His arm, which had been extended to hand over the keys with theatrical contempt, was still extended. The keys still dangled from his fingers. He appeared to have forgotten that his arm existed.

The car he had been so eager to see parked in slot three-A was, in fact, now parked in slot three-A.

It also had a shoulder-shaped impact crater in the front quarter panel, a hairline fracture running across the headlamp housing, and four scorched arcs of tire rubber trailing behind it across the parking structure floor like the brushstrokes of a very expensive accident.

Rouse's face had drained of color entirely.

He had spent the last twenty minutes confident that he understood the power dynamics of the situation. Maha Energy at the top. Sterling Energy as Maha's favored instrument. New Future Technology Energy as a small, doomed newcomer that would learn its place.

He had just watched the founder of that small, doomed newcomer casually park a two-ton car with his shoulder.

Whatever power dynamic Rouse had believed in twenty minutes ago, he was no longer certain it was the correct one.

Pieter Harris, for the first time since stepping out of the sedan, was no longer smiling.

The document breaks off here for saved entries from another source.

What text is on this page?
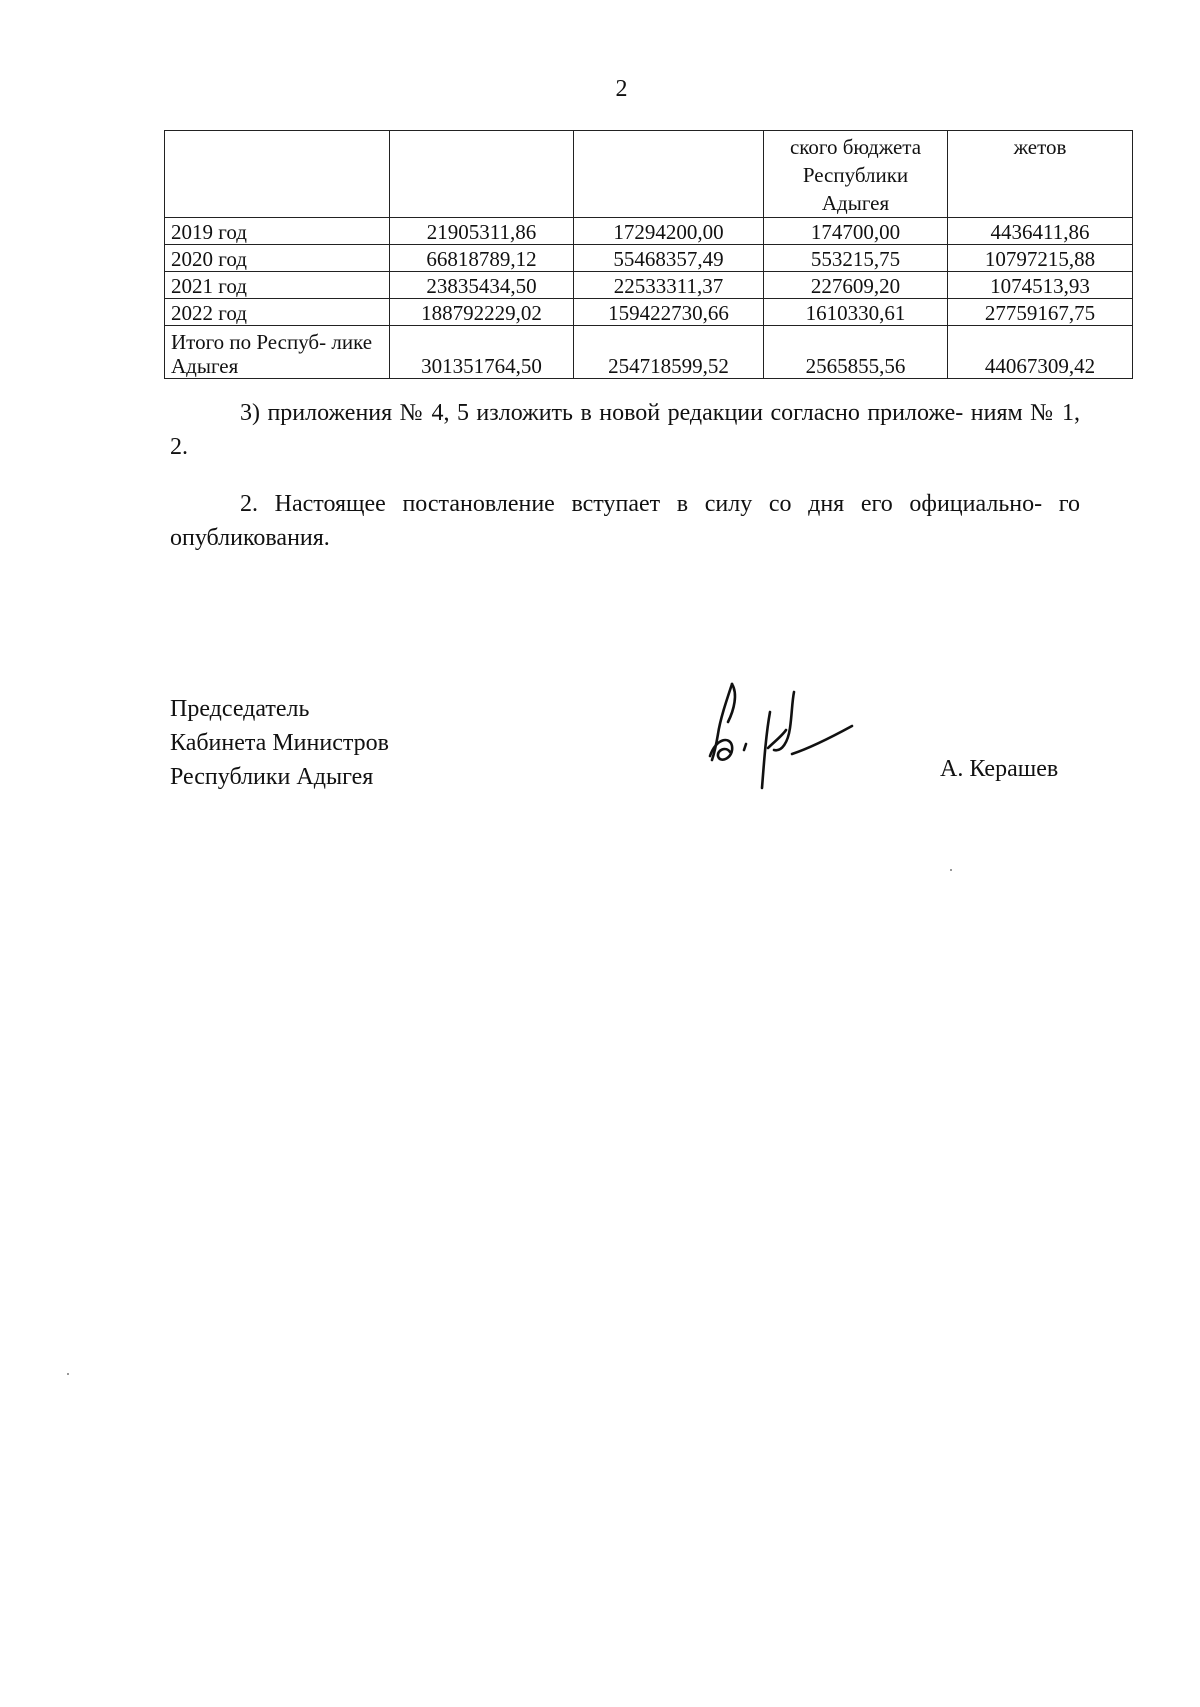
2
			ского бюджета Республики Адыгея	жетов
2019 год	21905311,86	17294200,00	174700,00	4436411,86
2020 год	66818789,12	55468357,49	553215,75	10797215,88
2021 год	23835434,50	22533311,37	227609,20	1074513,93
2022 год	188792229,02	159422730,66	1610330,61	27759167,75
Итого по Респуб- лике Адыгея	301351764,50	254718599,52	2565855,56	44067309,42
3) приложения № 4, 5 изложить в новой редакции согласно приложе- ниям № 1, 2.
2. Настоящее постановление вступает в силу со дня его официально- го опубликования.
Председатель
Кабинета Министров
Республики Адыгея	А. Керашев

The avuncular warmth had not been replaced by anger, or by fear. It had been replaced by something more careful. The expression of a man who had arrived at an opening ceremony believing he understood the full shape of the situation, and had just been shown a corner of it he had not accounted for.

Harris looked at the perfectly-parked, slightly-dented sedan.

He looked at Ethan Mercer, who was calmly adjusting his cuffs.

And the Asian Regional Director of Maha Energy revised, quietly and significantly, his estimate of the young man standing in front of him.

"Mr. Mercer," Harris said, after a long moment. His voice was still courteous, but the gentle condescension had drained entirely out of it. "I think perhaps you and I should have that conversation now."

Ethan finished adjusting his left cuff.

He looked up, and he smiled.

"Mr. Harris. I thought you'd never ask."